In order to run code on a Synapse Spark pool, we will need to specify the name of the linked Synapse workspace and Synapse Spark pool to use (see Pre-Requisites section, above).
Once we have started the Spark session, we can run the code in a notebook cell on the Spark pool by using the `%%synapse` cell magic at the start of the cell.
Note: If you encounter “UsageError: Line magic function `%synapse` not found”, ensure that you have run the notebook setup cells (at the top of the notebook) and that the “azureml-synapse” package was installed successfully.
Running through the last few cells of the notebook will write the historical logs to the same location as the continuously exported data, in the same format and with the same partition scheme.
We are now able to process, transform and analyze security log data at scale using Sentinel and Synapse notebooks!
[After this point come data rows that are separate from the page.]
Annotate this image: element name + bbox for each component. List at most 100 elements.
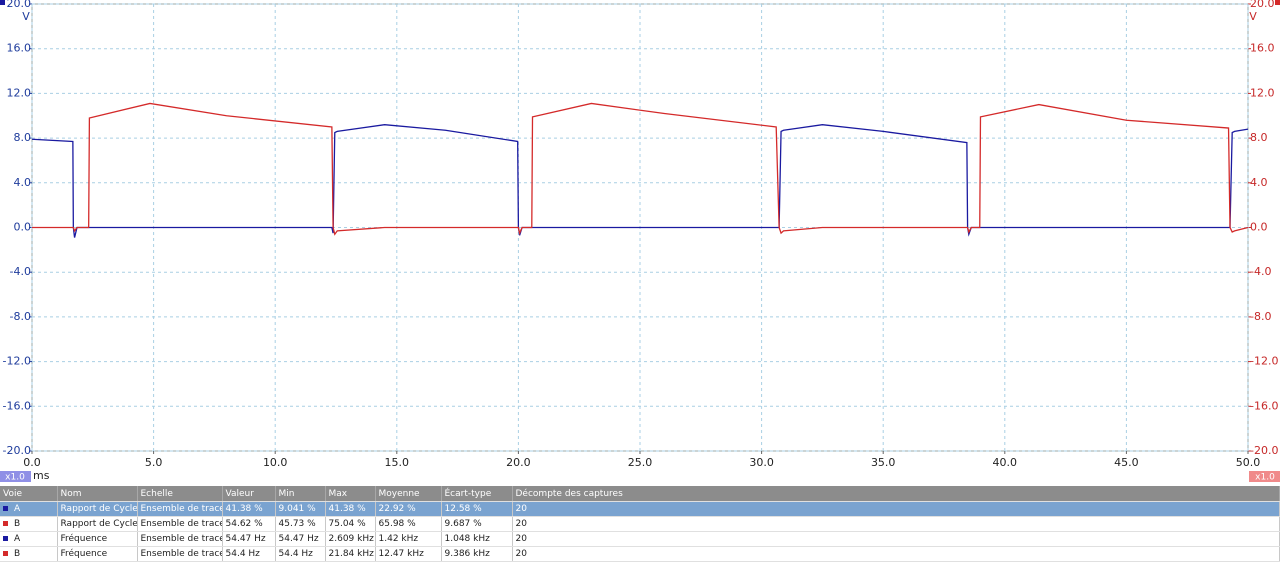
zoom-badge[interactable] <box>0 471 31 482</box>
y-tick-label: 0.0 <box>14 221 32 234</box>
table-cell: Ensemble de traces <box>137 531 223 547</box>
header-cell: Écart-type <box>441 486 513 502</box>
y2-tick-label: -16.0 <box>1250 399 1278 412</box>
y2-tick-label: -8.0 <box>1250 310 1271 323</box>
x-tick-label: 35.0 <box>871 456 896 469</box>
y2-tick-label: 12.0 <box>1250 86 1275 99</box>
table-cell: B <box>0 546 58 562</box>
y2-tick-label: 16.0 <box>1250 42 1275 55</box>
table-cell: 45.73 % <box>275 516 326 532</box>
table-cell: 20 <box>512 516 1280 532</box>
table-cell: 12.47 kHz <box>375 546 442 562</box>
table-cell: 9.041 % <box>275 501 326 517</box>
table-cell: 75.04 % <box>325 516 376 532</box>
header-cell: Valeur <box>222 486 276 502</box>
table-row[interactable]: A Fréquence Ensemble de traces 54.47 Hz 54.4… <box>0 531 1280 547</box>
table-cell: Ensemble de traces <box>137 501 223 517</box>
table-cell: 22.92 % <box>375 501 442 517</box>
table-cell: A <box>0 531 58 547</box>
y-tick-label: -16.0 <box>3 399 31 412</box>
table-cell: 20 <box>512 531 1280 547</box>
header-cell: Voie <box>0 486 58 502</box>
x-tick-label: 0.0 <box>23 456 41 469</box>
table-cell: 12.58 % <box>441 501 513 517</box>
table-cell: 20 <box>512 501 1280 517</box>
table-cell: Rapport de Cycle <box>57 501 138 517</box>
y2-tick-label: 4.0 <box>1250 176 1268 189</box>
table-cell: 41.38 % <box>325 501 376 517</box>
x-tick-label: 5.0 <box>145 456 163 469</box>
y-tick-label: 12.0 <box>7 86 32 99</box>
y2-axis-label: V <box>1249 10 1257 23</box>
y2-tick-label: 20.0 <box>1250 0 1275 10</box>
measurements-table: Voie Nom Echelle Valeur Min Max Moyenne Écart-t… <box>0 486 1280 562</box>
table-cell: 41.38 % <box>222 501 276 517</box>
channel-marker <box>1275 0 1280 5</box>
channel-icon <box>3 536 8 541</box>
header-cell: Moyenne <box>375 486 442 502</box>
header-cell: Echelle <box>137 486 223 502</box>
trace <box>31 124 1249 238</box>
table-cell: 65.98 % <box>375 516 442 532</box>
x-tick-label: 15.0 <box>385 456 410 469</box>
channel-icon <box>3 506 8 511</box>
table-cell: 1.42 kHz <box>375 531 442 547</box>
y-tick-label: 8.0 <box>14 131 32 144</box>
y-axis-label: V <box>22 10 30 23</box>
y2-tick-label: -12.0 <box>1250 355 1278 368</box>
y-tick-label: 16.0 <box>7 42 32 55</box>
x-tick-label: 10.0 <box>263 456 288 469</box>
table-cell: Fréquence <box>57 531 138 547</box>
x-tick-label: 40.0 <box>993 456 1018 469</box>
table-cell: Ensemble de traces <box>137 516 223 532</box>
x-tick-label: 50.0 <box>1236 456 1261 469</box>
trace <box>32 102 1249 236</box>
x-tick-label: 45.0 <box>1114 456 1139 469</box>
x-tick-label: 25.0 <box>628 456 653 469</box>
y2-tick-label: -4.0 <box>1250 265 1271 278</box>
table-cell: Ensemble de traces <box>137 546 223 562</box>
y-tick-label: -20.0 <box>3 444 31 457</box>
zoom-label[interactable]: x1.0 <box>1255 473 1275 483</box>
y-tick-label: -8.0 <box>10 310 31 323</box>
y-tick-label: -4.0 <box>10 265 31 278</box>
header-cell: Min <box>275 486 326 502</box>
zoom-label[interactable]: x1.0 <box>5 473 25 483</box>
table-cell: 9.687 % <box>441 516 513 532</box>
y-tick-label: 20.0 <box>7 0 32 10</box>
x-tick-label: 30.0 <box>749 456 774 469</box>
y-tick-label: 4.0 <box>14 176 32 189</box>
table-cell: Rapport de Cycle <box>57 516 138 532</box>
zoom-badge[interactable] <box>1249 471 1280 482</box>
header-cell: Max <box>325 486 376 502</box>
y2-tick-label: 8.0 <box>1250 131 1268 144</box>
table-cell: 2.609 kHz <box>325 531 376 547</box>
table-row[interactable]: A Rapport de Cycle Ensemble de traces 41.38… <box>0 501 1280 517</box>
table-cell: B <box>0 516 58 532</box>
x-axis-label: ms <box>33 469 50 482</box>
x-tick-label: 20.0 <box>506 456 531 469</box>
table-cell: 20 <box>512 546 1280 562</box>
table-cell: 54.4 Hz <box>222 546 276 562</box>
table-row[interactable]: B Rapport de Cycle Ensemble de traces 54.62… <box>0 516 1280 532</box>
table-cell: 54.4 Hz <box>275 546 326 562</box>
table-cell: 21.84 kHz <box>325 546 376 562</box>
table-cell: 1.048 kHz <box>441 531 513 547</box>
y2-tick-label: 0.0 <box>1250 221 1268 234</box>
y2-tick-label: -20.0 <box>1250 444 1278 457</box>
table-header[interactable]: Voie Nom Echelle Valeur Min Max Moyenne Écart-t… <box>0 486 1280 502</box>
header-cell: Décompte des captures <box>512 486 1280 502</box>
table-cell: A <box>0 501 58 517</box>
table-cell: 54.47 Hz <box>275 531 326 547</box>
table-row[interactable]: B Fréquence Ensemble de traces 54.4 Hz 54.4 … <box>0 546 1280 562</box>
channel-icon <box>3 521 8 526</box>
table-cell: Fréquence <box>57 546 138 562</box>
header-cell: Nom <box>57 486 138 502</box>
table-cell: 54.62 % <box>222 516 276 532</box>
chart: V V ms x1.0 x1.0 20.0 16.0 12.0 8.0 4.0 0.0 -4… <box>0 0 1280 483</box>
channel-marker <box>0 0 5 5</box>
y-tick-label: -12.0 <box>3 355 31 368</box>
channel-icon <box>3 551 8 556</box>
table-cell: 54.47 Hz <box>222 531 276 547</box>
Get started by cloning one of our template guided hunting notebooks from the Templates tab under the Notebooks blade in Sentinel (also available on the Microsoft Sentinel Notebook GitHub).
An important part of being able to extract value from large volumes of log data is the ability to make it available for advanced analytics and ML in a flexible, performant and highly scalable manner.
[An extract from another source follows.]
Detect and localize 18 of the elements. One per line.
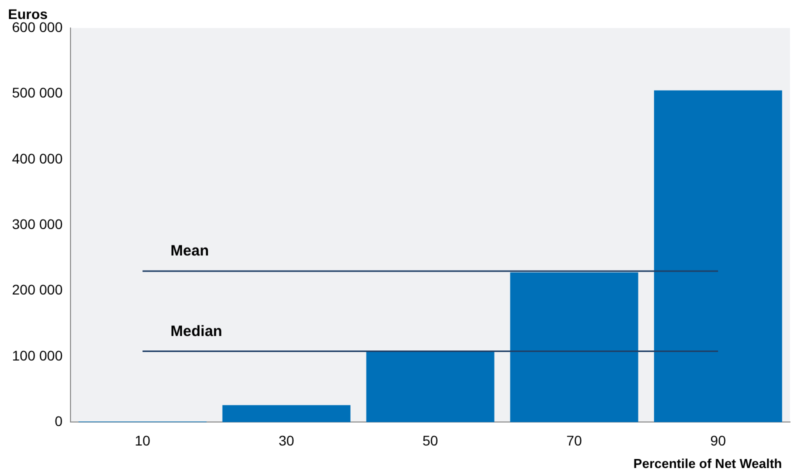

Sentinel users can now leverage Synapse Spark pools to orchestrate the ETL of data in their Log Analytics workspace directly from a Sentinel notebook.
Get started with big data analytics using one of our template guided hunting notebooks in Sentinel (we also have guided hunting blogs), or write your own big data Sentinel+Synapse notebook using PySpark, MLlib and SynapseML.
For native low-cost log archival in Log Analytics workspaces, use the new archive policies feature. Archive policies can be configured for individual tables, and archived data can be easily searched or restored directly from your Log Analytics workspace.
For more customizable archiving, you can use this notebook in conjunction with archive-tier Azure storage.